Inventory levels as at 27 July 2025 continued to decrease closing at $105.98 million, down from $106.32 million at the same time last year. Rod Duke said, “With pressure on sales likely to continue we have focused strongly on inventory levels during the period and we are particularly pleased with the closing position in relation to both value and quality.”

 

The Group’s balance sheet remains strong with cash balances of $119.83 million at the close of the period, compared to $131.77 million held at the same time last year. Approximately $22 million of creditor payments included in the trade payables balance were subsequently paid by 31 July 2025. Rod Duke said, “With the significant investment the Group is making across the next 18 months in establishing the new distribution centre, combined with the seasonality of our operational cashflow, the Group will establish a funding facility to support future cash flow requirements.”
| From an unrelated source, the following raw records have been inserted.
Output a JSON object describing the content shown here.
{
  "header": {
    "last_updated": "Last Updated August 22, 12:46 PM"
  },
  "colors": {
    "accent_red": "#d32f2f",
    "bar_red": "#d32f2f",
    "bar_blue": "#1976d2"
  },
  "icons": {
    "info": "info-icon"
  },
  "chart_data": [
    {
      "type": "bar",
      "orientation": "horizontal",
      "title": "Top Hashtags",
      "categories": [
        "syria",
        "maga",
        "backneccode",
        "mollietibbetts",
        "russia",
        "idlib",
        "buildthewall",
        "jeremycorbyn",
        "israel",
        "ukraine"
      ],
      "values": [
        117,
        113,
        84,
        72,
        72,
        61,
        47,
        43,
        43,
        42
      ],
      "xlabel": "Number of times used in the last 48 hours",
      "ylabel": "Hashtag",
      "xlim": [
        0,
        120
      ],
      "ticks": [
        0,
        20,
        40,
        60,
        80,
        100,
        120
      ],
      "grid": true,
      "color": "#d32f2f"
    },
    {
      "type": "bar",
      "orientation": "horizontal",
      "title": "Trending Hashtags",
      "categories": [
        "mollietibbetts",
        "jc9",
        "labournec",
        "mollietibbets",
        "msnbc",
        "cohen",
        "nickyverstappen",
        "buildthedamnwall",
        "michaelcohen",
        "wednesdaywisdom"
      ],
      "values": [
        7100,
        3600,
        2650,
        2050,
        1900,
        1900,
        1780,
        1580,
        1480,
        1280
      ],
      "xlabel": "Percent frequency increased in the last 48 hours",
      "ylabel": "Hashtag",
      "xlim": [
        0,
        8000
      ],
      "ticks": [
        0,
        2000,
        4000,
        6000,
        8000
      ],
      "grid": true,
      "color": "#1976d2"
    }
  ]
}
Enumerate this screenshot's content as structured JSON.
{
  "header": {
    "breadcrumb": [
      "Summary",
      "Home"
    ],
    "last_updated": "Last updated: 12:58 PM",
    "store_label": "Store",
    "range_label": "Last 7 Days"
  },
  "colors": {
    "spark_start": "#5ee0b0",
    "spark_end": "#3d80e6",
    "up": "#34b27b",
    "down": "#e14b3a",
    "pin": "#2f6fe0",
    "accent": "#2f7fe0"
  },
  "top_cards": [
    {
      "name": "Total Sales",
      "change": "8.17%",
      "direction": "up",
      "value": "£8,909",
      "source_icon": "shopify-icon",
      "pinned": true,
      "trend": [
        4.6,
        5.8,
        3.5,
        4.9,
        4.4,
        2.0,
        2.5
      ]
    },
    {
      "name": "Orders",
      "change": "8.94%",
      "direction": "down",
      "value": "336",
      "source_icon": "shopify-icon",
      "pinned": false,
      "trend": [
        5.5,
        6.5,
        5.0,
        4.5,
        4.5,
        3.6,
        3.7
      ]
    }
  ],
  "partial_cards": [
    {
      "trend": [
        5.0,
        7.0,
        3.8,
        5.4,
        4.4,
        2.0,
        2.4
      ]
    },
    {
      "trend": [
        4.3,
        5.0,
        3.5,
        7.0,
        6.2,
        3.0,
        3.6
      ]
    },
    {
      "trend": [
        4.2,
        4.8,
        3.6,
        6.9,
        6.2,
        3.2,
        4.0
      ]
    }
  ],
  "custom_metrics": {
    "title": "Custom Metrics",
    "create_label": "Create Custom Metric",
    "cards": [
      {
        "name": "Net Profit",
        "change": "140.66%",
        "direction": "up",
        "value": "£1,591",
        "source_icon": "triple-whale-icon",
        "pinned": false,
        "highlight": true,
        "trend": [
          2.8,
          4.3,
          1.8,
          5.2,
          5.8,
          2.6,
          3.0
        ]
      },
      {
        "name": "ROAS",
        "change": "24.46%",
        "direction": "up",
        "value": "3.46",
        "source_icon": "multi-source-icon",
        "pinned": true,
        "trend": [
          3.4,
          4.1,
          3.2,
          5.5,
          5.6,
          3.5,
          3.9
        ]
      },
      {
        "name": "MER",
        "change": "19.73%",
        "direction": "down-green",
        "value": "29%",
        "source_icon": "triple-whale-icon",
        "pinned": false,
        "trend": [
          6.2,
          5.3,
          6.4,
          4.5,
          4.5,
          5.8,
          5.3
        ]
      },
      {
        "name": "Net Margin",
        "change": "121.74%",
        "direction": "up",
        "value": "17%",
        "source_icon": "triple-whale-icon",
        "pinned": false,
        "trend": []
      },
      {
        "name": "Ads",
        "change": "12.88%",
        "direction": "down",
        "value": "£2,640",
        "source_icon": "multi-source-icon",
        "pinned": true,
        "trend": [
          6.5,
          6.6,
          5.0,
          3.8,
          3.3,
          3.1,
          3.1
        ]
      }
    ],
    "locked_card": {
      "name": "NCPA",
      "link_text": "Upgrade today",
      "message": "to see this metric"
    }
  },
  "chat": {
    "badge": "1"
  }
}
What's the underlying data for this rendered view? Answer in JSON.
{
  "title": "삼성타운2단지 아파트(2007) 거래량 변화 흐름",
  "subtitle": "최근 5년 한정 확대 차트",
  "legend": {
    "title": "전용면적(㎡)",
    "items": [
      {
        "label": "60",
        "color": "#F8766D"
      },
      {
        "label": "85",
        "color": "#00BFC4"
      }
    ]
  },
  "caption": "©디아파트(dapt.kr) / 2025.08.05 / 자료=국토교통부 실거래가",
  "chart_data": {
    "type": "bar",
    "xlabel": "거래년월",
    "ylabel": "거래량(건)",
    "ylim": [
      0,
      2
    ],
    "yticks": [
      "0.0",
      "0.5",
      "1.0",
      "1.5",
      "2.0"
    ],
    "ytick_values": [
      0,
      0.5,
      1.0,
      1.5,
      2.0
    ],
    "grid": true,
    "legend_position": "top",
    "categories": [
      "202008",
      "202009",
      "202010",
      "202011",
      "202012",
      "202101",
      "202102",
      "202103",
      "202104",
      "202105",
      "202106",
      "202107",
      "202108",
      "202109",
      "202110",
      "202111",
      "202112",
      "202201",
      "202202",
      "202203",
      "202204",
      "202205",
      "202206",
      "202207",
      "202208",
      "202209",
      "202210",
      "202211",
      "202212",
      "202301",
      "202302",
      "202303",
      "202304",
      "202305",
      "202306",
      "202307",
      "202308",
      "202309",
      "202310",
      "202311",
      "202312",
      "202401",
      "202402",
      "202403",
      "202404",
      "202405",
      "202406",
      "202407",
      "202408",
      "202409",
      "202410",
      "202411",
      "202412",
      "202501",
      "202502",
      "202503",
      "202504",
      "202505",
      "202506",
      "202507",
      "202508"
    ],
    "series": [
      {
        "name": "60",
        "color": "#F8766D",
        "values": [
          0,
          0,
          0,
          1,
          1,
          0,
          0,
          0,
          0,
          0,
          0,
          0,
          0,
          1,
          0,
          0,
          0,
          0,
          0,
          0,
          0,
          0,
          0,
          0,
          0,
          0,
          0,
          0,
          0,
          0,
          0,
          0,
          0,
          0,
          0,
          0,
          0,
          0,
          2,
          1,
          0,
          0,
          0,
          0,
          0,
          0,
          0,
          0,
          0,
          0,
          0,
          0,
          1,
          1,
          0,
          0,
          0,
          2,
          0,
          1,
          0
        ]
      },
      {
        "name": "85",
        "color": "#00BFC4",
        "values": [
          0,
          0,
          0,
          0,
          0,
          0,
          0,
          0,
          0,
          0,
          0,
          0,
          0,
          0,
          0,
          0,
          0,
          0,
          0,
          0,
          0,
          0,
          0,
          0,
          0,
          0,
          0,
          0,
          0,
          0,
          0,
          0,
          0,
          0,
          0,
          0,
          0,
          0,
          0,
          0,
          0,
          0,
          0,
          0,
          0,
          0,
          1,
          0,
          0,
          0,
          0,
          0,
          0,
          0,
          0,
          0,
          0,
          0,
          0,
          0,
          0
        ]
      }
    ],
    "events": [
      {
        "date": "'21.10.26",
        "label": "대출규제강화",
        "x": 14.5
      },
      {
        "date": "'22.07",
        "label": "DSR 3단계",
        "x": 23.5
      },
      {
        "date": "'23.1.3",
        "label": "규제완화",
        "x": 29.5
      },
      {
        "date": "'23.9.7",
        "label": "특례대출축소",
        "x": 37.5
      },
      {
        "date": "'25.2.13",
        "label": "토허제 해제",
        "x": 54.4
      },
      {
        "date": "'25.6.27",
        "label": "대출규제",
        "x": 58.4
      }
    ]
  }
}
During the year $14.85 million of capital investment was made by the Group of which $10.37 million represents expenditure in relation to the new distribution centre project at South Auckland. “Rod Duke said, “This project has gained serious momentum in the past six months with the shell of the 320,000 cubic metre facility now largely in place with practical completion of the construction phase expected in early 2026.

 

“Store development projects were also advanced during the period. Two major store refurbishments were completed at Briscoes Homeware Westgate and Rebel Sport Henderson, transforming these stores into modern retail environments. The improvements included elevated fixture suites, energy-efficient LED lighting, enhanced counters, and improved Click & Collect facilities – delivering a more seamless and engaging shopping experience for customers.

 

“We’re also very excited about the progress made in relation to Rebel Sports’ new flagship store at Mt Wellington which is on track to launch in November. We believe it will set a new benchmark for sports retail in Australasia, delivering a premium customer experience, supported by advanced technology, elevated product ranges, retail media integration, and dedicated customer experience zones.

 

“Looking ahead, we remain cautious about the retail environment. In the absence of a clear uplift in consumer confidence, the ongoing economic headwinds may result in a full-year NPAT closer to $60 million.”

 

 

The Group’s next planned market release will be shortly after its 3rd quarter which closes on 26 October 2025.